Better to sell or weather the financial storm?
Things haven't been easy at Jaguar Land Rover over the past several months. A swelling of factors has led to severe financial losses at a time when the luxury market is more competitive than ever. An economic slowdown in China and uncertainty over Brexit could not have come at a worse time. In response, JLR has initiated a $3.2 billion savings program and eliminated thousands of jobs. At this point, you have to ask whether JLR is worth keeping for its owner, Tata Motors. The Indian-based automaker had a huge financial success not long after it bought JLR from Ford in 2008.
Within just a few years, sales dramatically increased thanks to the Jaguar F-Pace and Land Rover Range Rover Evoque. China and Russia, in particular, played a significant role in the sales boom. But that's all over, at least for now. Bloomberg reports that, despite everything, Tata has no plans to sell JLR. "We're not going to sell," said Natarajan Chandrasekaran, chairman of Tata Sons Ltd., the holding company that includes Tata Motors.
"Auto is a core business for us. From revenue terms, auto is our largest company." Tata's problem, however, is that it requires cash to operate a major automaker and, unfortunately, it's having some cash flow problems. One recent rumor claimed BMW, which has plenty of cash on hand, was potentially interested in purchasing JLR, but Tata quickly denied this. It even ruled out selling a stake.
Tata remains open to partnerships but has no interest in deals where "we just sell a stake and we have no say." While JLR's capital expenditure has outpaced operating cash flow for the past two years, Chandrasekaran says his goal is to reverse that by 2021.

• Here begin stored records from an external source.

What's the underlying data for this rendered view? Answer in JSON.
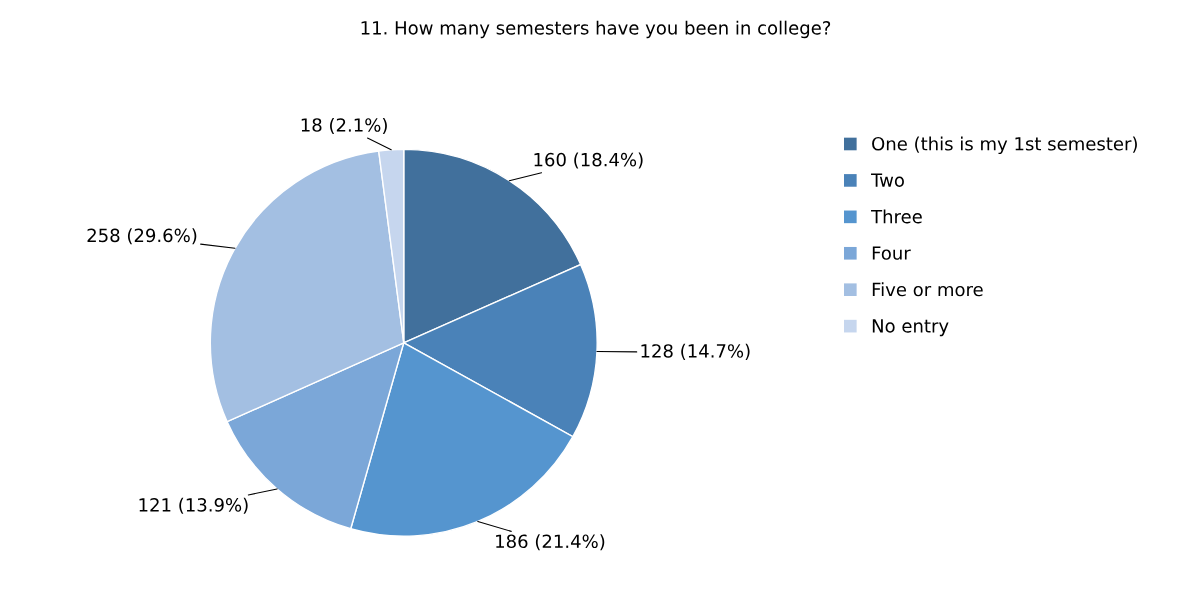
{
  "chart_data": {
    "type": "pie",
    "title": "11. How many semesters have you been in college?",
    "categories": [
      "One (this is my 1st semester)",
      "Two",
      "Three",
      "Four",
      "Five or more",
      "No entry"
    ],
    "values": [
      160,
      128,
      186,
      121,
      258,
      18
    ],
    "value_labels": [
      "160 (18.4%)",
      "128 (14.7%)",
      "186 (21.4%)",
      "121 (13.9%)",
      "258 (29.6%)",
      "18 (2.1%)"
    ],
    "colors": [
      "#41709c",
      "#4a82b8",
      "#5595cf",
      "#7ba7d8",
      "#a3bfe2",
      "#c6d6ee"
    ],
    "legend": "right"
  }
}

But why would BMW even be interested in JLR in the first place? Because the two automakers already have a growing partnership from engines and electric vehicle development. An expanded relationship could enable two things: additional technology development savings for BMW and a financial lifeline for Jaguar. But as Chandrasekaran made crystal clear, he has no intention to sell the automaker, let alone any of its shares. Only time will tell whether his strategy is correct.